Murray moved up to the lightweight division and has been more active than ever. His return there was a TKO win over Abdon Cesar.
Then in July of 2016 he faced Ibrar Riyaz, winning on points in front of a packed house in Manchester.
Next up was Danny Little. Again Joe pulled of an impressive points win. Only 14 days after the fight with Little Joe Murray travelled over to Denmark with short notice to square of against unbeaten prospect Rashid Kaseem.
This was undoubtedly the best performance of Joe’s career to date. Murray was rocked early on in the fight but showed real grit and determination and came back to drop Rashid twice in a lively opener.
Murray went on to dominate and finish Kaseem in the 6th round with the KO of the night and his career. The KO got Joe the Knockout of the month award on BoxNation TV and rightly so.
This emphatic win for Joe Murray firmly got the notice of everyone in the lightweight division to stand up, and to take note that he was clearly back in the championship scene.
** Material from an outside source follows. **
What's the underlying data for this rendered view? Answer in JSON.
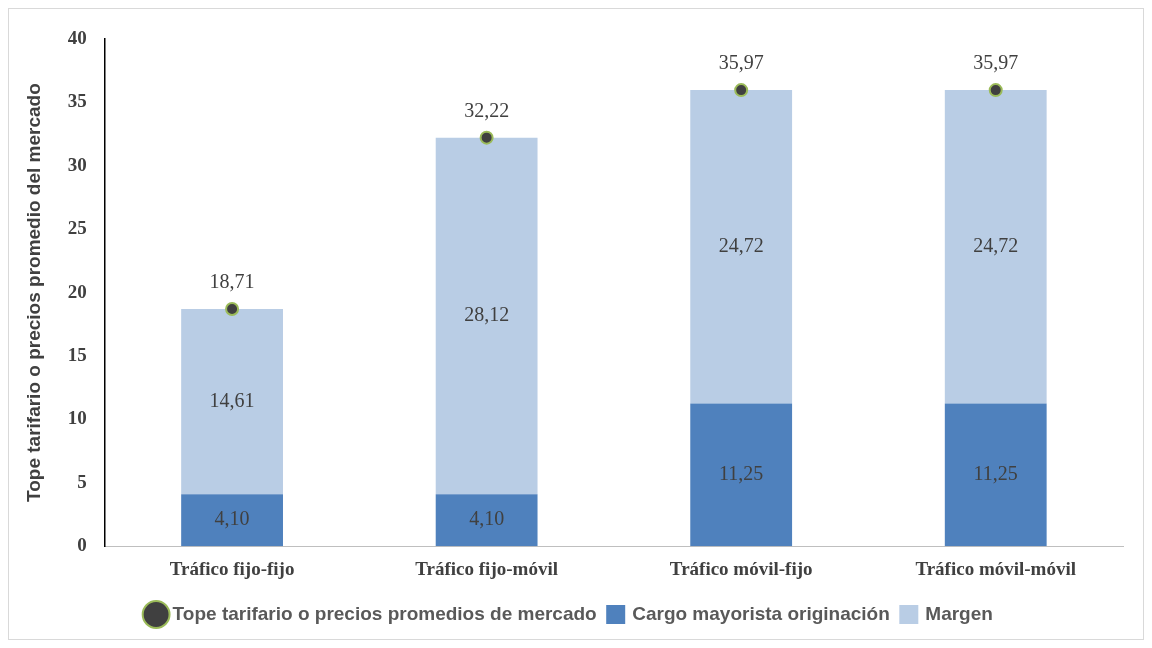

Outside of the ring Murray has clearly changed his demeanor too, being more outspoken in the media. He has stated himself that he will fight anyone in the lightweight division with as little as two weeks notice:
“I’ve been chasing down titles for a long time but I think a lot of British fighters avoid me.”
Joe clearly has his sights set on titles in the near future and has called out the current British lightweight champion Scott Cardle many times in the press and on social media. Joe publicly said:
“You give me a date for a fight with Scott Cardle and I’ll be there and I’ll take the title off him. Time will tell if Scott Cardle can find his balls and comes and fights. You can’t make somebody fight if they don’t want to fight but I’m next in line. Come and fight me”.
Another fight Murray would get a lot of attention for in the press would be facing any of former trainer Joe Gallagher’s fighters.
Murray and Gallagher don’t see eye to eye anymore, which is a story line in itself.
Murray has been trained by his brother John Murray for a while now. There has been lots of heated words on social media with Gallagher most recently when Natasha Jonas turned professional:
“Wrong move for me but best of luck Natasha, @JoeG will look out for his need more than yours be careful, don’t make same mistake as me.”
I see this as a great move by promoters if they can match up Joe Murray against any of Joe Gallagher’s lightweights.
There will be heated press conferences and points to prove in the ring for Murray as a fighter and Gallagher as a trainer.
In my opinion Murray has always been capable of achieving great things in boxing and he has achieved some success as a amateur and a professional.
But since the start of 2016 this more outspoken, confident and what I can see improved fighter in the ring will fulfil his dreams of becoming a British champion and more titles will surly come in the future.